Styrofoam is a trademark name for a chemical compound called polystyrene. It is a kind of expanded polystyrene used especially for making food containers. It is a trademarked brand of closed-cell extruded polystyrene foam (XPS), commonly called “Blue Board”, manufactured as foam continuous building insulation board used in walls, roofs, and foundations as thermal insulation and water barrier. It is a lightweight material, about 95% air with very good insulation properties. This material is light blue in color and is owned and manufactured by The Dow Chemical Company. Because of the amount of air in its structure, Styrofoam is considered to be unsinkable and capable of maintaining its form.

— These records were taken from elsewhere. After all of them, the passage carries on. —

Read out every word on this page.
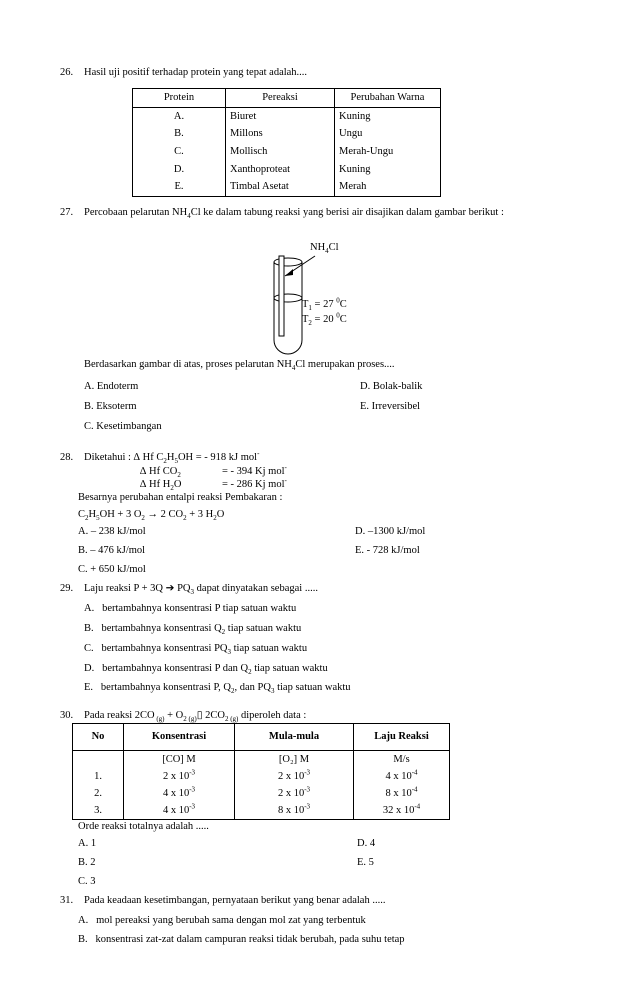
26. Hasil uji positif terhadap protein yang tepat adalah....
Protein	Pereaksi	Perubahan Warna
A.	Biuret	Kuning
B.	Millons	Ungu
C.	Mollisch	Merah-Ungu
D.	Xanthoproteat	Kuning
E.	Timbal Asetat	Merah
27. Percobaan pelarutan $NH_4Cl$ ke dalam tabung reaksi yang berisi air disajikan dalam gambar berikut :
$NH_4Cl$
$T_1 = 27$ $^0$C
$T_2 = 20$ $^0$C
Berdasarkan gambar di atas, proses pelarutan $NH_4Cl$ merupakan proses....
A. Endoterm	D. Bolak-balik
B. Eksoterm	E. Irreversibel
C. Kesetimbangan
28. Diketahui : ∆ Hf $C_2H_5OH$ = - 918 kJ mol-
∆ Hf $CO_2$	= - 394 Kj mol-
∆ Hf $H_2O$	= - 286 Kj mol-
Besarnya perubahan entalpi reaksi Pembakaran :
$C_2H_5OH + 3$ $O_2 \to 2$ $CO_2 + 3$ $H_2O$
A. – 238 kJ/mol	D. –1300 kJ/mol
B. – 476 kJ/mol	E. - 728 kJ/mol
C. + 650 kJ/mol
29. Laju reaksi P + 3Q ➔ $PQ_3$ dapat dinyatakan sebagai .....
A. bertambahnya konsentrasi P tiap satuan waktu
B. bertambahnya konsentrasi $Q_2$ tiap satuan waktu
C. bertambahnya konsentrasi $PQ_3$ tiap satuan waktu
D. bertambahnya konsentrasi P dan $Q_2$ tiap satuan waktu
E. bertambahnya konsentrasi P, $Q_2$, dan $PQ_3$ tiap satuan waktu
30. Pada reaksi 2CO $_{(g)} + O_{2 (g)}▯$ $2CO_{2 (g)}$ diperoleh data :
No	Konsentrasi	Mula-mula	Laju Reaksi
	[CO] M	[O₂] M	M/s
1.	2 x $10^{-3}$	2 x $10^{-3}$	4 x $10^{-4}$
2.	4 x $10^{-3}$	2 x $10^{-3}$	8 x $10^{-4}$
3.	4 x $10^{-3}$	8 x $10^{-3}$	32 x $10^{-4}$
Orde reaksi totalnya adalah .....
A. 1	D. 4
B. 2	E. 5
C. 3
31. Pada keadaan kesetimbangan, pernyataan berikut yang benar adalah .....
A. mol pereaksi yang berubah sama dengan mol zat yang terbentuk
B. konsentrasi zat-zat dalam campuran reaksi tidak berubah, pada suhu tetap
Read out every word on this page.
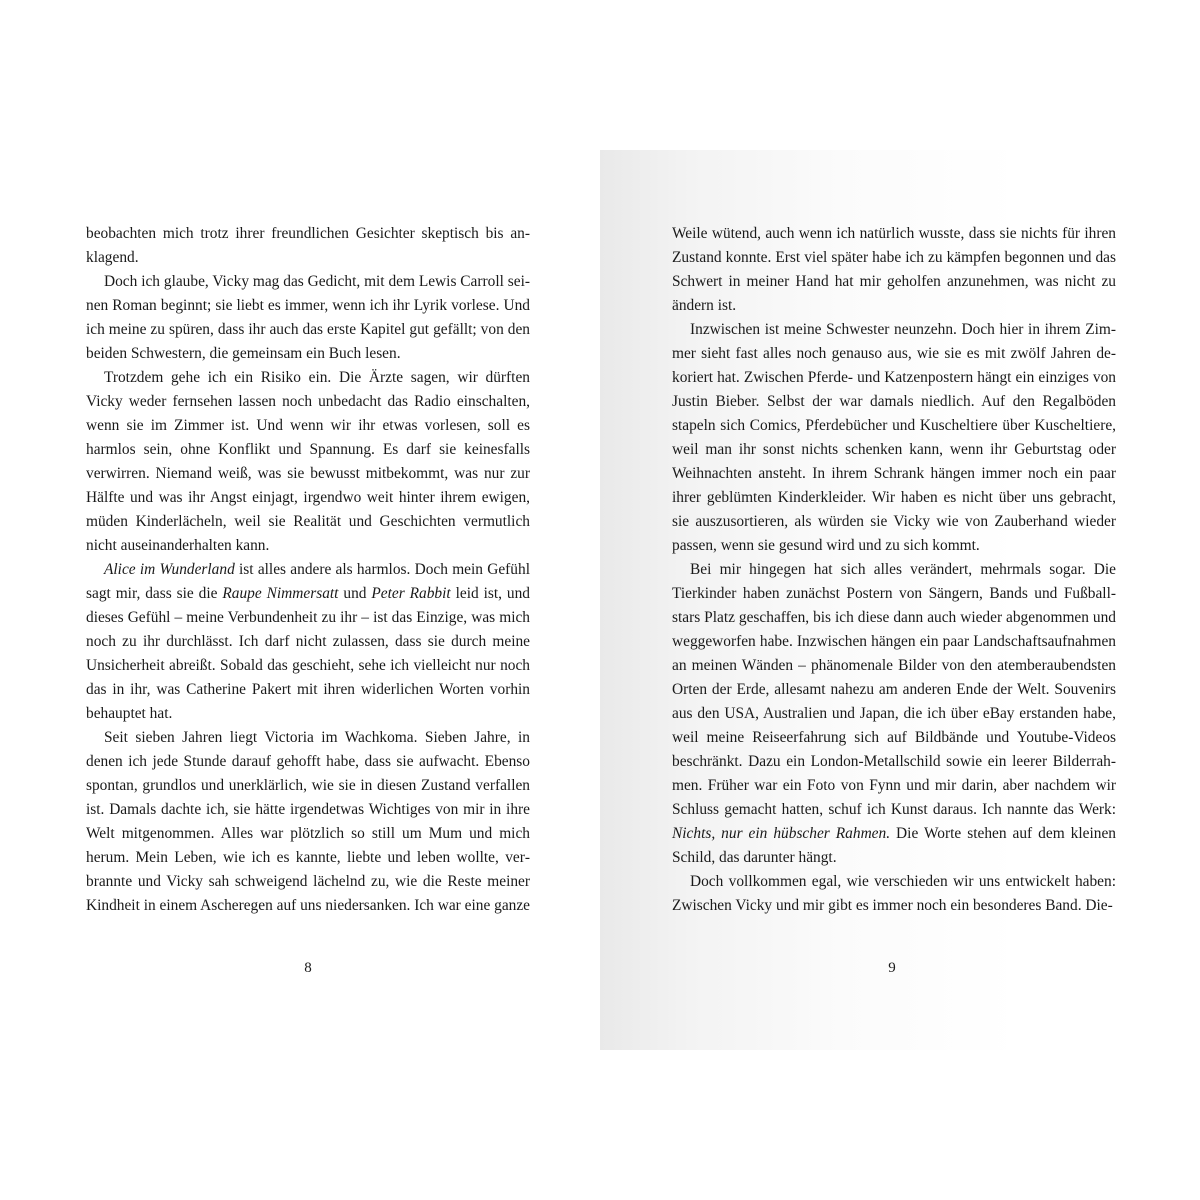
beobachten mich trotz ihrer freundlichen Gesichter skeptisch bis anklagend.

Doch ich glaube, Vicky mag das Gedicht, mit dem Lewis Carroll seinen Roman beginnt; sie liebt es immer, wenn ich ihr Lyrik vorlese. Und ich meine zu spüren, dass ihr auch das erste Kapitel gut gefällt; von den beiden Schwestern, die gemeinsam ein Buch lesen.

Trotzdem gehe ich ein Risiko ein. Die Ärzte sagen, wir dürften Vicky weder fernsehen lassen noch unbedacht das Radio einschalten, wenn sie im Zimmer ist. Und wenn wir ihr etwas vorlesen, soll es harmlos sein, ohne Konflikt und Spannung. Es darf sie keinesfalls verwirren. Niemand weiß, was sie bewusst mitbekommt, was nur zur Hälfte und was ihr Angst einjagt, irgendwo weit hinter ihrem ewigen, müden Kinderlächeln, weil sie Realität und Geschichten vermutlich nicht auseinanderhalten kann.

Alice im Wunderland ist alles andere als harmlos. Doch mein Gefühl sagt mir, dass sie die Raupe Nimmersatt und Peter Rabbit leid ist, und dieses Gefühl – meine Verbundenheit zu ihr – ist das Einzige, was mich noch zu ihr durchlässt. Ich darf nicht zulassen, dass sie durch meine Unsicherheit abreißt. Sobald das geschieht, sehe ich vielleicht nur noch das in ihr, was Catherine Pakert mit ihren widerlichen Worten vorhin behauptet hat.

Seit sieben Jahren liegt Victoria im Wachkoma. Sieben Jahre, in denen ich jede Stunde darauf gehofft habe, dass sie aufwacht. Ebenso spontan, grundlos und unerklärlich, wie sie in diesen Zustand verfallen ist. Damals dachte ich, sie hätte irgendetwas Wichtiges von mir in ihre Welt mitgenommen. Alles war plötzlich so still um Mum und mich herum. Mein Leben, wie ich es kannte, liebte und leben wollte, verbrannte und Vicky sah schweigend lächelnd zu, wie die Reste meiner Kindheit in einem Ascheregen auf uns niedersanken. Ich war eine ganze

8

Weile wütend, auch wenn ich natürlich wusste, dass sie nichts für ihren Zustand konnte. Erst viel später habe ich zu kämpfen begonnen und das Schwert in meiner Hand hat mir geholfen anzunehmen, was nicht zu ändern ist.

Inzwischen ist meine Schwester neunzehn. Doch hier in ihrem Zimmer sieht fast alles noch genauso aus, wie sie es mit zwölf Jahren dekoriert hat. Zwischen Pferde- und Katzenpostern hängt ein einziges von Justin Bieber. Selbst der war damals niedlich. Auf den Regalböden stapeln sich Comics, Pferdebücher und Kuscheltiere über Kuscheltiere, weil man ihr sonst nichts schenken kann, wenn ihr Geburtstag oder Weihnachten ansteht. In ihrem Schrank hängen immer noch ein paar ihrer geblümten Kinderkleider. Wir haben es nicht über uns gebracht, sie auszusortieren, als würden sie Vicky wie von Zauberhand wieder passen, wenn sie gesund wird und zu sich kommt.

Bei mir hingegen hat sich alles verändert, mehrmals sogar. Die Tierkinder haben zunächst Postern von Sängern, Bands und Fußballstars Platz geschaffen, bis ich diese dann auch wieder abgenommen und weggeworfen habe. Inzwischen hängen ein paar Landschaftsaufnahmen an meinen Wänden – phänomenale Bilder von den atemberaubendsten Orten der Erde, allesamt nahezu am anderen Ende der Welt. Souvenirs aus den USA, Australien und Japan, die ich über eBay erstanden habe, weil meine Reiseerfahrung sich auf Bildbände und Youtube-Videos beschränkt. Dazu ein London-Metallschild sowie ein leerer Bilderrahmen. Früher war ein Foto von Fynn und mir darin, aber nachdem wir Schluss gemacht hatten, schuf ich Kunst daraus. Ich nannte das Werk: Nichts, nur ein hübscher Rahmen. Die Worte stehen auf dem kleinen Schild, das darunter hängt.

Doch vollkommen egal, wie verschieden wir uns entwickelt haben: Zwischen Vicky und mir gibt es immer noch ein besonderes Band. Die-

9
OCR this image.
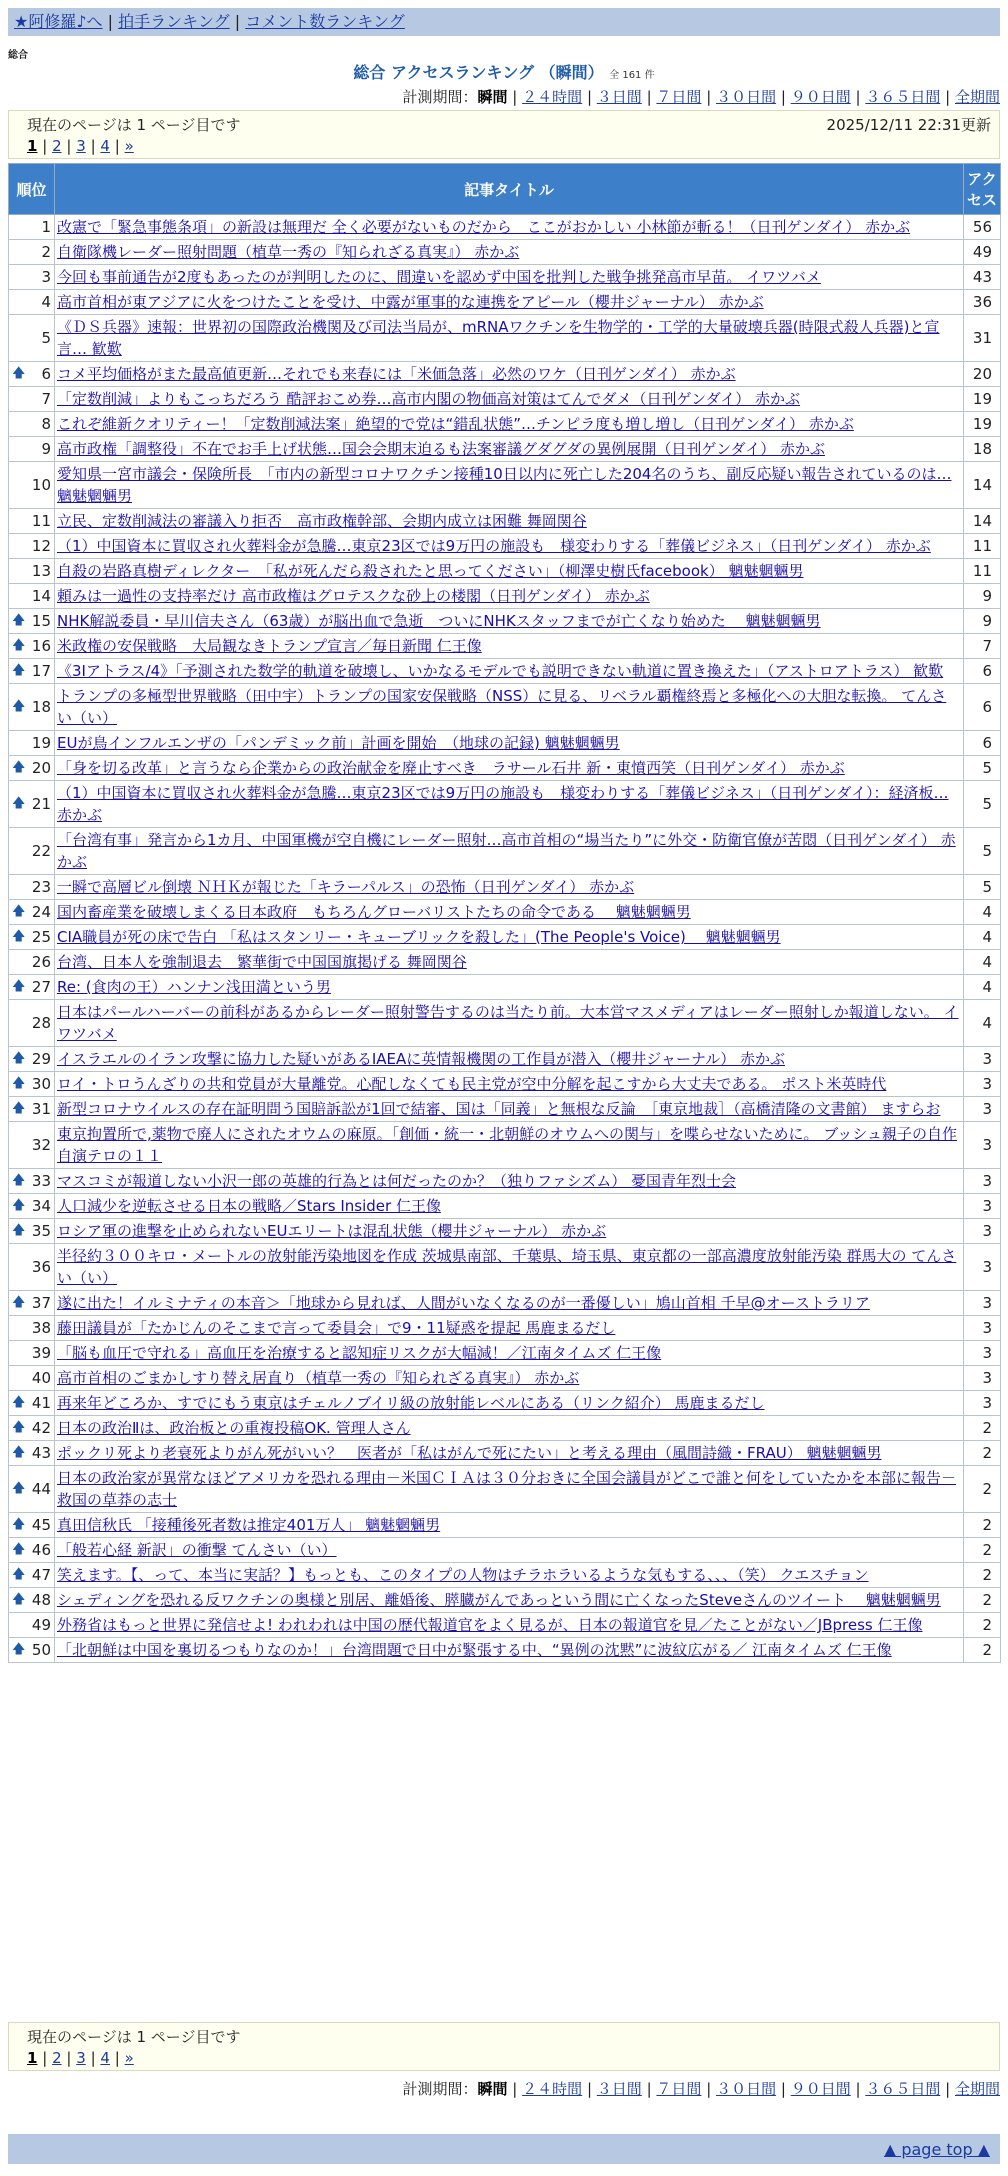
★阿修羅♪へ | 拍手ランキング | コメント数ランキング
総合
総合 アクセスランキング （瞬間） 全 161 件
計測期間：瞬間 | ２４時間 | ３日間 | ７日間 | ３０日間 | ９０日間 | ３６５日間 | 全期間
現在のページは 1 ページ目です	2025/12/11 22:31更新
1 | 2 | 3 | 4 | »
順位	記事タイトル	アクセス
1	改憲で「緊急事態条項」の新設は無理だ 全く必要がないものだから　ここがおかしい 小林節が斬る！（日刊ゲンダイ） 赤かぶ	56
2	自衛隊機レーダー照射問題（植草一秀の『知られざる真実』） 赤かぶ	49
3	今回も事前通告が2度もあったのが判明したのに、間違いを認めず中国を批判した戦争挑発高市早苗。 イワツバメ	43
4	高市首相が東アジアに火をつけたことを受け、中露が軍事的な連携をアピール（櫻井ジャーナル） 赤かぶ	36
5	《ＤＳ兵器》速報：世界初の国際政治機関及び司法当局が、mRNAワクチンを生物学的・工学的大量破壊兵器(時限式殺人兵器)と宣言… 歓歎	31

🡅 6	コメ平均価格がまた最高値更新…それでも来春には「米価急落」必然のワケ（日刊ゲンダイ） 赤かぶ	20
7	「定数削減」よりもこっちだろう 酷評おこめ券…高市内閣の物価高対策はてんでダメ（日刊ゲンダイ） 赤かぶ	19
8	これぞ維新クオリティー！「定数削減法案」絶望的で党は“錯乱状態”…チンピラ度も増し増し（日刊ゲンダイ） 赤かぶ	19
9	高市政権「調整役」不在でお手上げ状態…国会会期末迫るも法案審議グダグダの異例展開（日刊ゲンダイ） 赤かぶ	18
10	愛知県一宮市議会・保険所長　「市内の新型コロナワクチン接種10日以内に死亡した204名のうち、副反応疑い報告されているのは… 魑魅魍魎男	14
11	立民、定数削減法の審議入り拒否　高市政権幹部、会期内成立は困難 舞岡関谷	14
12	（1）中国資本に買収され火葬料金が急騰…東京23区では9万円の施設も　様変わりする「葬儀ビジネス」（日刊ゲンダイ） 赤かぶ	11
13	自殺の岩路真樹ディレクター　「私が死んだら殺されたと思ってください」（柳澤史樹氏facebook） 魑魅魍魎男	11
14	頼みは一過性の支持率だけ 高市政権はグロテスクな砂上の楼閣（日刊ゲンダイ） 赤かぶ	9

🡅 15	NHK解説委員・早川信夫さん（63歳）が脳出血で急逝　ついにNHKスタッフまでが亡くなり始めた　 魑魅魍魎男	9

🡅 16	米政権の安保戦略　大局観なきトランプ宣言／毎日新聞 仁王像	7

🡅 17	《3Iアトラス/4》「予測された数学的軌道を破壊し、いかなるモデルでも説明できない軌道に置き換えた」（アストロアトラス） 歓歎	6

🡅 18	トランプの多極型世界戦略（田中宇）トランプの国家安保戦略（NSS）に見る、リベラル覇権終焉と多極化への大胆な転換。 てんさい（い）	6
19	EUが鳥インフルエンザの「パンデミック前」計画を開始　（地球の記録) 魑魅魍魎男	6

🡅 20	「身を切る改革」と言うなら企業からの政治献金を廃止すべき　ラサール石井 新・東憤西笑（日刊ゲンダイ） 赤かぶ	5

🡅 21	（1）中国資本に買収され火葬料金が急騰…東京23区では9万円の施設も　様変わりする「葬儀ビジネス」（日刊ゲンダイ）：経済板… 赤かぶ	5
22	「台湾有事」発言から1カ月、中国軍機が空自機にレーダー照射…高市首相の“場当たり”に外交・防衛官僚が苦悶（日刊ゲンダイ） 赤かぶ	5
23	一瞬で高層ビル倒壊 ＮＨＫが報じた「キラーパルス」の恐怖（日刊ゲンダイ） 赤かぶ	5

🡅 24	国内畜産業を破壊しまくる日本政府　もちろんグローバリストたちの命令である　 魑魅魍魎男	4

🡅 25	CIA職員が死の床で告白 「私はスタンリー・キューブリックを殺した」(The People's Voice)　 魑魅魍魎男	4
26	台湾、日本人を強制退去　繁華街で中国国旗掲げる 舞岡関谷	4

🡅 27	Re: (食肉の王）ハンナン浅田満という男	4
28	日本はパールハーバーの前科があるからレーダー照射警告するのは当たり前。大本営マスメディアはレーダー照射しか報道しない。 イワツバメ	4

🡅 29	イスラエルのイラン攻撃に協力した疑いがあるIAEAに英情報機関の工作員が潜入（櫻井ジャーナル） 赤かぶ	3

🡅 30	ロイ・トロうんざりの共和党員が大量離党。心配しなくても民主党が空中分解を起こすから大丈夫である。 ポスト米英時代	3

🡅 31	新型コロナウイルスの存在証明問う国賠訴訟が1回で結審、国は「同義」と無根な反論　［東京地裁］（高橋清隆の文書館） ますらお	3
32	東京拘置所で,薬物で廃人にされたオウムの麻原。「創価・統一・北朝鮮のオウムへの関与」を喋らせないために。 ブッシュ親子の自作自演テロの１１	3

🡅 33	マスコミが報道しない小沢一郎の英雄的行為とは何だったのか？（独りファシズム） 憂国青年烈士会	3

🡅 34	人口減少を逆転させる日本の戦略／Stars Insider 仁王像	3

🡅 35	ロシア軍の進撃を止められないEUエリートは混乱状態（櫻井ジャーナル） 赤かぶ	3
36	半径約３００キロ・メートルの放射能汚染地図を作成 茨城県南部、千葉県、埼玉県、東京都の一部高濃度放射能汚染 群馬大の てんさい（い）	3

🡅 37	遂に出た！イルミナティの本音＞「地球から見れば、人間がいなくなるのが一番優しい」鳩山首相 千早@オーストラリア	3
38	藤田議員が「たかじんのそこまで言って委員会」で9・11疑惑を提起 馬鹿まるだし	3
39	「脳も血圧で守れる」高血圧を治療すると認知症リスクが大幅減！／江南タイムズ 仁王像	3
40	高市首相のごまかしすり替え居直り（植草一秀の『知られざる真実』） 赤かぶ	3

🡅 41	再来年どころか、すでにもう東京はチェルノブイリ級の放射能レベルにある（リンク紹介） 馬鹿まるだし	3

🡅 42	日本の政治Ⅱは、政治板との重複投稿OK. 管理人さん	2

🡅 43	ポックリ死より老衰死よりがん死がいい？　医者が「私はがんで死にたい」と考える理由（風間詩織・FRAU） 魑魅魍魎男	2

🡅 44	日本の政治家が異常なほどアメリカを恐れる理由－米国ＣＩＡは３０分おきに全国会議員がどこで誰と何をしていたかを本部に報告－ 救国の草莽の志士	2

🡅 45	真田信秋氏 「接種後死者数は推定401万人」 魑魅魍魎男	2

🡅 46	「般若心経 新訳」の衝撃 てんさい（い）	2

🡅 47	笑えます。【、って、本当に実話？】もっとも、このタイプの人物はチラホラいるような気もする、、、（笑） クエスチョン	2

🡅 48	シェディングを恐れる反ワクチンの奥様と別居、離婚後、膵臓がんであっという間に亡くなったSteveさんのツイート　 魑魅魍魎男	2
49	外務省はもっと世界に発信せよ! われわれは中国の歴代報道官をよく見るが、日本の報道官を見／たことがない／JBpress 仁王像	2

🡅 50	「北朝鮮は中国を裏切るつもりなのか！」台湾問題で日中が緊張する中、“異例の沈黙”に波紋広がる／ 江南タイムズ 仁王像	2
現在のページは 1 ページ目です
1 | 2 | 3 | 4 | »
計測期間：瞬間 | ２４時間 | ３日間 | ７日間 | ３０日間 | ９０日間 | ３６５日間 | 全期間
▲ page top ▲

In the United States and Canada, the colloquial use of the word styrofoam refers to another material that is usually white in color and made of expanded (not extruded) polystyrene foam (EPS). It is a type of polystyrene (a type of plastic) foam that’s light yet strong. It is often used in food containers, coffee cups, and as cushioning material in packaging. The trademarked term is used generically although it is a different material from the extruded polystyrene used for Styrofoam insulation.
Styrofoam is made out of styrene which is a petroleum-based product. The Styrofoam brand polystyrene foam, which is used for craft applications, can be identified by its roughness and the “crunch” it makes when cut. Additionally, it is moderately soluble in many organic solvents, cyanoacrylate, and the propellants and solvents of spray paint. However, if it is burned in a normal fire instead of in a specialized incinerator, it releases pollutants such as carbon black and carbon monoxide.
- Styrofoam has a variety of uses. Dow produces Styrofoam building materials, including varieties of building insulation sheathing and pipe insulation.
- Styrofoam can be used under roads and other structures to prevent soil disturbances due to freezing and thawing.
- Styrofoam is composed of 98% air, making it lightweight and buoyant.
- Dow also produces Styrofoam as structural insulated panels for use by florists and in craft products.
Styrofoam is a major environmental problem. Every day, approximately 1,369 tons of Styrofoam is buried in U.S. landfills. Landfills are quickly filling up and Styrofoam is an active contributor occupying more space than other waste.